Thatcher at the UN in 1990 (Image via www.Grist.org)

Whatever else you think of Margaret Thatcher, remember this. She 'got it' on Climate change in a way that few political leaders have before or since. Today's press will rightly focus on the impact of her economic policy and the memory of her singular political personality. In both cases we will read about how she enforced her will. However, there is one issue on which she didn't manage to carry the Cabinet, or the country with her: climate change.

I am grateful for James West at Grist for developing this case: Her 1990 speech to the UN laid out a simple Conservative argument for taking environmental action: “It may be cheaper or more cost-effective to take action now,” she said, “than to wait and find we have to pay much more later.” Global warming was, she argued, “real enough for us to make changes and sacrifices, so that we do not live at the expense of future generations.”

Thatcher's climate conviction appears to have been based on the mixture of personal dispositions that made her such a distinct leader; scientific understanding - she apparently rebuffed the counter-argument that climactic variation was caused by solar radiation rather than C02 emissions based on her own personal understanding - and domestic housekeeping- planning ahead to minimise future costs and the burden to future generations.

I am grateful to @adamjlent for mentioning that Thatcher's speech to The Royal Society in 1988 was one of the main reasons for the massive increase in support for the Green Party in the 1989 European Elections. If you had to guess which political leader said the following three paragraphs, extracted from that speech, it is unlikely Margaret Thatcher would come to mind:

"Engineering and scientific advance have given us transport by land and air, the capacity and need to exploit fossil fuels which had lain unused for millions of years. One result is a vast increase in carbon dioxide. And this has happened just when great tracts of forests which help to absorb it have been cut down.

For generations, we have assumed that the efforts of mankind would leave the fundamental equilibrium of the world's systems and atmosphere stable. But it is possible that with all these enormous changes (population, agricultural, use of fossil fuels) concentrated into such a short period of time, we have unwittingly begun a massive experiment with the system of this planet itself.

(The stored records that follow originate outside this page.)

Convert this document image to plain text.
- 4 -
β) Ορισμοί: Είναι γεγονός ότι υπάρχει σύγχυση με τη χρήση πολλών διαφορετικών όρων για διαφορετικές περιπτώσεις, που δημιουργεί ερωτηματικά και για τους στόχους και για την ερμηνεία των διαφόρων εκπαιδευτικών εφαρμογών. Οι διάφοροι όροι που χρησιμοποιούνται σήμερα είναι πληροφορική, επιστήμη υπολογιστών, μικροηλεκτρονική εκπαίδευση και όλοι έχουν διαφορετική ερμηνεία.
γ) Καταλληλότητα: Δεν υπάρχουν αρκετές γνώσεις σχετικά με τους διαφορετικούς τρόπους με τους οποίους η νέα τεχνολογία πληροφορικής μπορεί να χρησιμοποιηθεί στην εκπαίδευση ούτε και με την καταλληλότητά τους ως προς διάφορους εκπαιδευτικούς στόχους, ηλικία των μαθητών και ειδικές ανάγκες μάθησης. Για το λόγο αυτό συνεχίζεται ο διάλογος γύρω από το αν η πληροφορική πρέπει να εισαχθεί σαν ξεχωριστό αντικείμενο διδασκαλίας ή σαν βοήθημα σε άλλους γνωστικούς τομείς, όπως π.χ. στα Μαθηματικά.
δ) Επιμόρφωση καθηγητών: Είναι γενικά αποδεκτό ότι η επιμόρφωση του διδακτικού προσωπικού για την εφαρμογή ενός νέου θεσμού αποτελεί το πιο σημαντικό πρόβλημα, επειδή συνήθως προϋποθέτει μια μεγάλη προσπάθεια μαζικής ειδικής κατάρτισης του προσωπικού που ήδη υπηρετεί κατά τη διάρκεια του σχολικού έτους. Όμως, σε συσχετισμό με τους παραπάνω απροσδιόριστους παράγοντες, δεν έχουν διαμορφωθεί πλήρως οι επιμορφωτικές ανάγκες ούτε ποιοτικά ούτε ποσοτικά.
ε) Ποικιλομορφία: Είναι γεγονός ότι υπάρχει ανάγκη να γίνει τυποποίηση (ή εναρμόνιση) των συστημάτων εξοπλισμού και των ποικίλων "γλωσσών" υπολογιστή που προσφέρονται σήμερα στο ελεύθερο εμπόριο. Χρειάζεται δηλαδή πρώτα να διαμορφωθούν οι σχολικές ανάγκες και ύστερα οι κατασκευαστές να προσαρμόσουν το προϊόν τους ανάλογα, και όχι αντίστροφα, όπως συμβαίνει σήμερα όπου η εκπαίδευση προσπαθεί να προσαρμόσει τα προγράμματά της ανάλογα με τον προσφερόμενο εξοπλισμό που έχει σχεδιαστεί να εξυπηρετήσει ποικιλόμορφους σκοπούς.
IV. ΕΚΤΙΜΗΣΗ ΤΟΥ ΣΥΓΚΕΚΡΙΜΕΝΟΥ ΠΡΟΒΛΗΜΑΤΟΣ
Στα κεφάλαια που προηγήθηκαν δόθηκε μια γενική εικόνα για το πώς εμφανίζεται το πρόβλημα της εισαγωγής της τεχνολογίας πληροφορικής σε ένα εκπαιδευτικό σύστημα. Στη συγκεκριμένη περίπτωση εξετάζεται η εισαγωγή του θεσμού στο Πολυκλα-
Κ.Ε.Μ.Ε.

Recently three changes in atmospheric chemistry have become familiar subjects of concern. The first is the increase in the greenhouse gases—carbon dioxide, methane, and chlorofluorocarbons—which has led some to fear that we are creating a global heat trap which could lead to climatic instability. We are told that a warming effect of 1°C per decade would greatly exceed the capacity of our natural habitat to cope. Such warming could cause accelerated melting of glacial ice and a consequent increase in the sea level of several feet over the next century. This was brought home to me at the Commonwealth Conference in Vancouver last year when the President of the Maldive Islands reminded us that the highest part of the Maldives is only six feet above sea level. The population is 177,000. It is noteworthy that the five warmest years in a century of records have all been in the 1980s—though we may not have seen much evidence in Britain!"

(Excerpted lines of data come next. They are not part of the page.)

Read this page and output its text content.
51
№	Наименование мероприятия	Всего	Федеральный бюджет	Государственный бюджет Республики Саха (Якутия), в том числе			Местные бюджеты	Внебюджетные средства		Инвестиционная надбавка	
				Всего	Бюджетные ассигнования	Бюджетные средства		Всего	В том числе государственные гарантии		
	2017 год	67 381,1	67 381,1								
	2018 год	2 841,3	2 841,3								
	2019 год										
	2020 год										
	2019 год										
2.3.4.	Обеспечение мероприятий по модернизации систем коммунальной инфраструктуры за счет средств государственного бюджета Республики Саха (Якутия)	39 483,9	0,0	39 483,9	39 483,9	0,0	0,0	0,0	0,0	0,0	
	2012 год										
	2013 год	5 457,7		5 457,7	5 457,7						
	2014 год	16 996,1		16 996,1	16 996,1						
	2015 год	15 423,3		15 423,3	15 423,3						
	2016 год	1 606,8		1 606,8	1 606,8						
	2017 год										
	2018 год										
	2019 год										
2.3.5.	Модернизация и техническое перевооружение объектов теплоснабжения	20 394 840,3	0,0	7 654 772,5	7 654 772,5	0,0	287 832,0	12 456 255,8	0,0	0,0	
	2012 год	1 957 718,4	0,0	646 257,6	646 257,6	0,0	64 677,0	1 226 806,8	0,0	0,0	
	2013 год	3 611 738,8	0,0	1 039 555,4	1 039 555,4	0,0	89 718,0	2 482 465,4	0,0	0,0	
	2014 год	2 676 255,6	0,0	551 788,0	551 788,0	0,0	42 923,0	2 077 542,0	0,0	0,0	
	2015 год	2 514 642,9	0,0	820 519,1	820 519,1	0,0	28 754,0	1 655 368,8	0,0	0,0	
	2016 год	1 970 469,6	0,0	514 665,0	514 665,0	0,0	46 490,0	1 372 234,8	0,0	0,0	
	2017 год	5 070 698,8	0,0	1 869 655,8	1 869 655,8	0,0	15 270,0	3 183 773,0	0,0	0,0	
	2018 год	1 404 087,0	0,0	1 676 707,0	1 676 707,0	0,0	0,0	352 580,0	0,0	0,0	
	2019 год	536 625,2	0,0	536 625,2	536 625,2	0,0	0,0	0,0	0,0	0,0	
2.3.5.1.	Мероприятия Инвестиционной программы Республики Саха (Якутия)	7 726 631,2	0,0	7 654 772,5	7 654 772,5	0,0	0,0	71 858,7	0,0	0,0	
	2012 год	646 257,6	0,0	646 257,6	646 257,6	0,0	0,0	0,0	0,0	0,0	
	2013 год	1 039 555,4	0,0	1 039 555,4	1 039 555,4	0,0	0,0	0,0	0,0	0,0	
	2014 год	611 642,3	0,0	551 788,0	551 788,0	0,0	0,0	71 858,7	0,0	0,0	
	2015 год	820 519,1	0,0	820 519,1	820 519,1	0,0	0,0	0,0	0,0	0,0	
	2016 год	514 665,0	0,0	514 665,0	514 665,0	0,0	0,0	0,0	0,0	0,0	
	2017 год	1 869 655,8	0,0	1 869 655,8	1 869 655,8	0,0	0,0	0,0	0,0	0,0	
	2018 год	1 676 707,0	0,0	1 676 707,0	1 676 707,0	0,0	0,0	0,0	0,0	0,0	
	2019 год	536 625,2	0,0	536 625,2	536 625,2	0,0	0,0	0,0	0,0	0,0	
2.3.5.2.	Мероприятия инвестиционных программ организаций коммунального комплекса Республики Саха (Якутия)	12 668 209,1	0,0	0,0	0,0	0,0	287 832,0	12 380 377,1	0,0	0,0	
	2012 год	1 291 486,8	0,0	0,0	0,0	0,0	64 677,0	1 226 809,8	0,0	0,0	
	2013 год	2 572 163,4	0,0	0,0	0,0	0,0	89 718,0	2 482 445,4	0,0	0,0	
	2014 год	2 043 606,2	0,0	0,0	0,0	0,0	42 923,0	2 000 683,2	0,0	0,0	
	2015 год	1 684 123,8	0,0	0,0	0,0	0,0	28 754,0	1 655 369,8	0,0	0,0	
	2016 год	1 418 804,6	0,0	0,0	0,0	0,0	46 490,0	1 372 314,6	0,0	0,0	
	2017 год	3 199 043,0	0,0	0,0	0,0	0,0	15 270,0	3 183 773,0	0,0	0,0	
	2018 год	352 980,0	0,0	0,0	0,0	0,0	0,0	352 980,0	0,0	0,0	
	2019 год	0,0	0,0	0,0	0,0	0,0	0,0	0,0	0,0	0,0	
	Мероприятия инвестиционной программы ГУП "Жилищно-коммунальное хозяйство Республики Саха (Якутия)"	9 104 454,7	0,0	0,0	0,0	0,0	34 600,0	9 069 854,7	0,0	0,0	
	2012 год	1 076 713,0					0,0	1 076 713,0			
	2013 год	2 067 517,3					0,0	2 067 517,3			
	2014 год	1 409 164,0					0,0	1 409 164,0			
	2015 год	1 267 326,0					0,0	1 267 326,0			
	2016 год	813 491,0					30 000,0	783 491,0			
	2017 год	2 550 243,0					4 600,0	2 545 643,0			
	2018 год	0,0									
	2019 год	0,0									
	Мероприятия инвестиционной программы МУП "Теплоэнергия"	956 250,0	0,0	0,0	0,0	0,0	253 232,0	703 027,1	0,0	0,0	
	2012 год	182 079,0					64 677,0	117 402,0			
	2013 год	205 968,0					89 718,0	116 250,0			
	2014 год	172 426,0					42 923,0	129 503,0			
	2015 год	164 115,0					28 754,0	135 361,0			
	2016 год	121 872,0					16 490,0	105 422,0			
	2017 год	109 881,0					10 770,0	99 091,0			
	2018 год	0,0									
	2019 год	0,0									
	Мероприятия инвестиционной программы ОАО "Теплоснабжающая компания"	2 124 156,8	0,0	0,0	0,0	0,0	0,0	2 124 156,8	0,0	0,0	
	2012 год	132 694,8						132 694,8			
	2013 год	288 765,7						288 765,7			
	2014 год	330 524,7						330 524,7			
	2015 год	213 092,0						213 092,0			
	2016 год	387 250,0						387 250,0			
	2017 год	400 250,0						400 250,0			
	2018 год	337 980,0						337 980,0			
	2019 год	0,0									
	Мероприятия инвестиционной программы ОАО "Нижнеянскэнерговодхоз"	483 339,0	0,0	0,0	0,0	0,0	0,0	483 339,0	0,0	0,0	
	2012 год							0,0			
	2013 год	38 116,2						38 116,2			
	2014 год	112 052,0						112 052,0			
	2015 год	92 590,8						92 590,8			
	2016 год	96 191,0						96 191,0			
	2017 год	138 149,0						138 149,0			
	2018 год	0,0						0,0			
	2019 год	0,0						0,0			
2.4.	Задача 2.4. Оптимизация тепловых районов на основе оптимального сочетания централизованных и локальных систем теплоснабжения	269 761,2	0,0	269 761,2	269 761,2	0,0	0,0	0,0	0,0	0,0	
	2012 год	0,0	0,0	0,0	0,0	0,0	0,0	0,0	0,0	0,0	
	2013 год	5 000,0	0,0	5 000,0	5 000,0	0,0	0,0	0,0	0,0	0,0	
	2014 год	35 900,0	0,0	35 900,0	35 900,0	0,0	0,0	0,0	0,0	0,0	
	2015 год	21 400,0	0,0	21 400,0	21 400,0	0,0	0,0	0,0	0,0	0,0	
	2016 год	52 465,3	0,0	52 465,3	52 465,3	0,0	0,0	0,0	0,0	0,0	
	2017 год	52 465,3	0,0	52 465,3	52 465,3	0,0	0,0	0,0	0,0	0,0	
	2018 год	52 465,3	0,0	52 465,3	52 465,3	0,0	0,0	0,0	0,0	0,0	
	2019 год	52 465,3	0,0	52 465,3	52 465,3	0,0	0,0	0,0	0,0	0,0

I grew up in a domestic atmosphere in Aberdeen where Margaret Thatcher was perceived to be the villain, and I vividly remember the intense anger against her during the marches against the introduction of the poll tax in Scotland, so praising her does not come naturally. However, it is important to find the best in people, and on the issue that I care most deeply about at the moment, it feels good to reflect on this little known part of her legacy.